2. Why is the Rigid Airship superior?

The Classic Rigid Airship is the only type of airship to have demonstrated success in commercial airship operations at a level beyond that of advertising and short endurance passenger joy rides. Despite a large number of proposals having been made to develop other airship types to operations in full commercial passenger and freight transport, no proposal to date has succeeded in commercially undertaking such use.

The Rigid Airship is the only airship type with the proven capability to maintain controlability and structural integrity at flight speed in the event of loss of a gas containment element.

The Rigid Airship provides an insulating air layer between the outer environment and the lifting gas, thereby eliminating the immediate and significant variation in gas lift which occurs in other airship types as a result of variations in sunlight.

The Rigid Airship provides a structure capable of housing the power plants at points on the optimum line of thrust within or external to the hull, thereby reducing drag while maintaining maximum aerodynamic efficiency.

The Rigid Airship’s structure prevents aerodynamic flexure, thereby increasing speed (or reducing fuel consumption) by around 10% when compared with other airship types.

back to questions



3. What is so special about an airship?

An airship can be more spacious than any other aircraft. It also has the unique advantage of being able to stay airborne for long periods. Whereas fixed and rotary wing aircraft measure flight time in hours, an airship can stay aloft for days or weeks.

back to questions



4. Are airships safe?

Yes.

First: helium is not only non-flammable but can actually extinguish fire. Second: a modern airship’s advanced, robust structural and fabric materials as well as its sophisticated mode of propulsion and flight control, make it extremely safe to operate even in bad weather. Goodyear have proven in their operations since the late 1930’s until the present that modern airships have by far the best safety record of any type of flying vehicle.

back to questions



5. How can a lighter-than-air vessel operate in severe weather?

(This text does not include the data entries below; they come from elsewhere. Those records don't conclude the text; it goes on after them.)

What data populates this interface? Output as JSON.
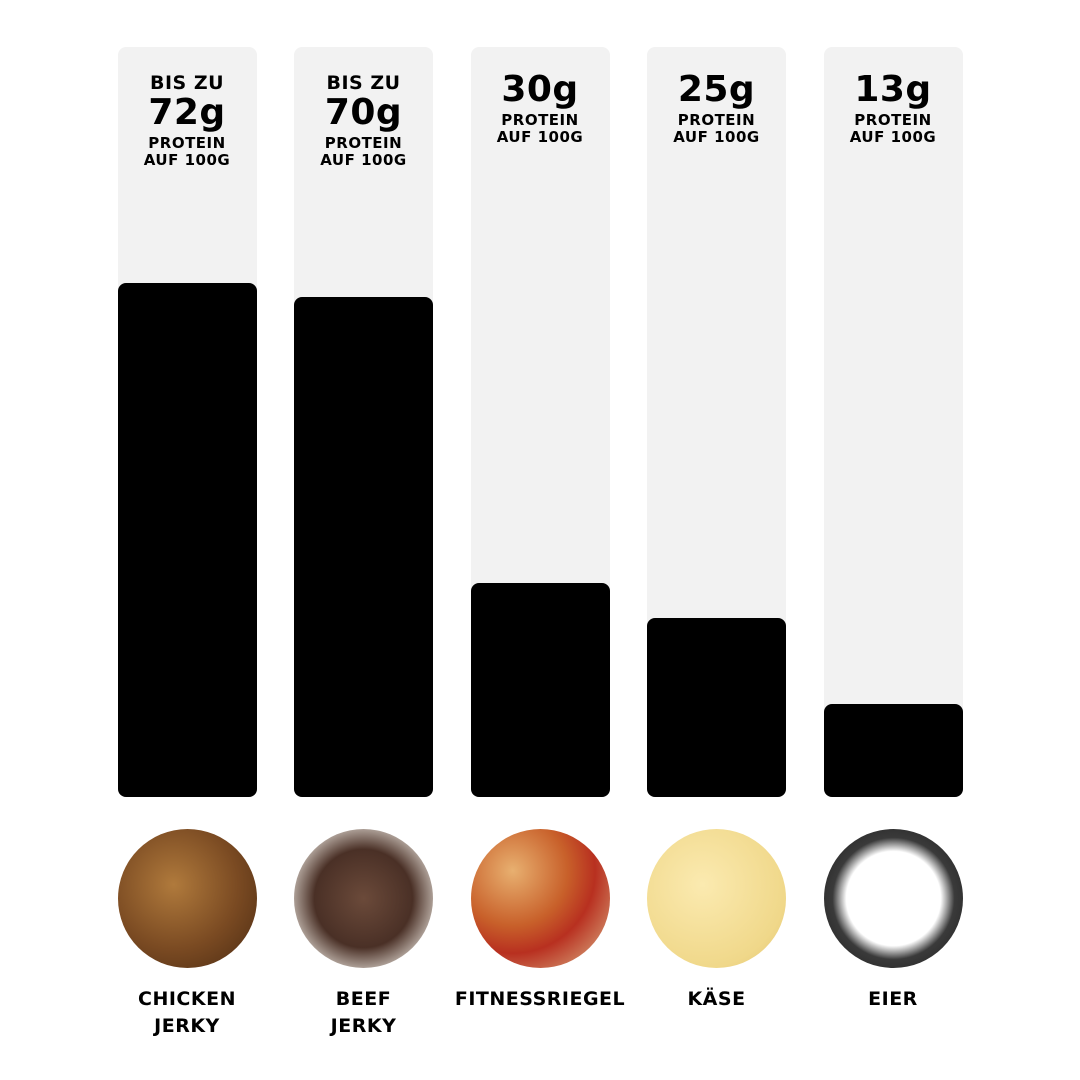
{
  "chart_data": {
    "type": "bar",
    "categories": [
      "CHICKEN JERKY",
      "BEEF JERKY",
      "FITNESSRIEGEL",
      "KÄSE",
      "EIER"
    ],
    "values": [
      72,
      70,
      30,
      25,
      13
    ],
    "value_labels": [
      "72g",
      "70g",
      "30g",
      "25g",
      "13g"
    ],
    "qualifiers": [
      "BIS ZU",
      "BIS ZU",
      null,
      null,
      null
    ],
    "unit_lines": [
      "PROTEIN",
      "AUF 100G"
    ],
    "color": "#000000",
    "background_color": "#f2f2f2",
    "ylim": [
      0,
      105
    ]
  }
}
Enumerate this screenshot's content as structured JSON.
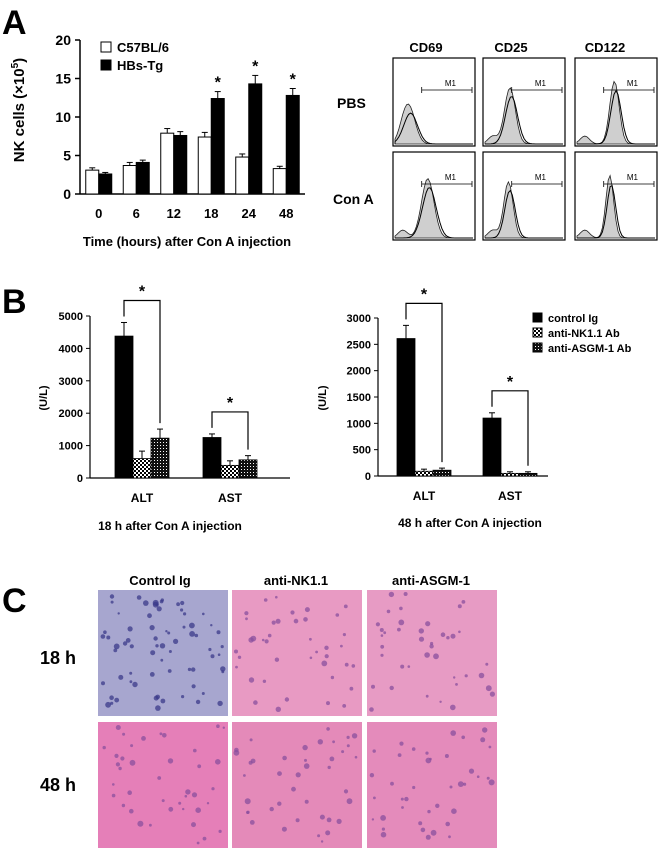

A rigid airship is not a free balloon, its aluminium framework and multiple engines produce a vehicle which, even before World War II, was capable of operating a scheduled service in the severe weather conditions experienced over the North Atlantic Ocean. During US government tests in the 1950’s the airships’ weather ability exceeded that of fixed wing aircraft even in long duration radar operations conducted in what were often FULL gale conditions.


back to questions



6. How fast do airships travel?

An airship is, in general, a low speed vehicle or platform. It is unlikely to exceed 148 km airspeed. But an airship is considerably faster than most surface alternatives. What it lacks in speed it more than makes up in its operating flexibility.

back to questions



7. What happens if the envelope is punctured?

Unlike a toy balloon, the lifting gas in a pressurized airship, a so called blimp, is maintained at a very low pressure (just sufficient to maintain its shape). In a rigid airship there is no pressure at all. Should a small hole occur, the escape of gas would be slow. Even with a large number of small holes the buoyancy would not be substantially effected immediately, and can be repaired during periodic maintenance inspections. A large hole in a gas cell on a rigid airship would mean that the airship’s mission would have to be aborted but the ship could still return to base for the necessary repair. Even in such circumstances the airship would be capable of remaining aloft and landing safely.